An MIT report, published on Thursday in Science, analysed completely anonymous credit card transactions by 1.1 million people over three months in an unnamed country at an unnamed bank. The researches needed only four bits of secondary information about an individual’s transactions – such as location or timing of the purchase – to identify a unique purchasing pattern for 90 per cent of the people involved.
No names, account numbers or other obvious identifiers were involved, but each transaction was time-stamped with the day of purchase and linked to a store. Once a purchasing pattern was identified, analysts were able to find the name of the credit card holder by matching their movements to other publicly available information on LinkedIn and Facebook profiles, in Twitter messages containing time and locations information, and ‘check-ins’ on social media.
Researchers could also tell men and women apart from how long they lingered in a store, and separate those in higher income brackets, WSJ reported. Ultimately, we can be identified from where or when we bought a jumper or a new pair of shoes.
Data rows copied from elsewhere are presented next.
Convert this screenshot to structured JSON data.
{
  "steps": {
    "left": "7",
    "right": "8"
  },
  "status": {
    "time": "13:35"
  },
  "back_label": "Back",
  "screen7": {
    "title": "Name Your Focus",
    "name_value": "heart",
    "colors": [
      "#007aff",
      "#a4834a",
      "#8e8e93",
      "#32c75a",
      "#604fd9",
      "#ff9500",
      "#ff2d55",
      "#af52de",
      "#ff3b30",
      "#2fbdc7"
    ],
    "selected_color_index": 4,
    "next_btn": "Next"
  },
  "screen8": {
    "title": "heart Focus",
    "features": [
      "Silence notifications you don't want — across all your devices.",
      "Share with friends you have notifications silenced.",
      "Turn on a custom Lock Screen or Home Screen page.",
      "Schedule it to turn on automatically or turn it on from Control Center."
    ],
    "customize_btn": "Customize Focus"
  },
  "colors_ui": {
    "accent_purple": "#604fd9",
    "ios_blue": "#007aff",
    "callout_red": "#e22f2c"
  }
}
We expose much more through our digital transactions than we think, and that footprint is only going to grow. Smartphone app usage and mobile calling data also tells a lot about our habits, as will mobile payments when they hit the mainstream.
Research firms, advertisers, retailers and trade associations will be interested in more uses for metadata, and the report’s findings will likely add to debates over personal data collected by government surveillance programmes.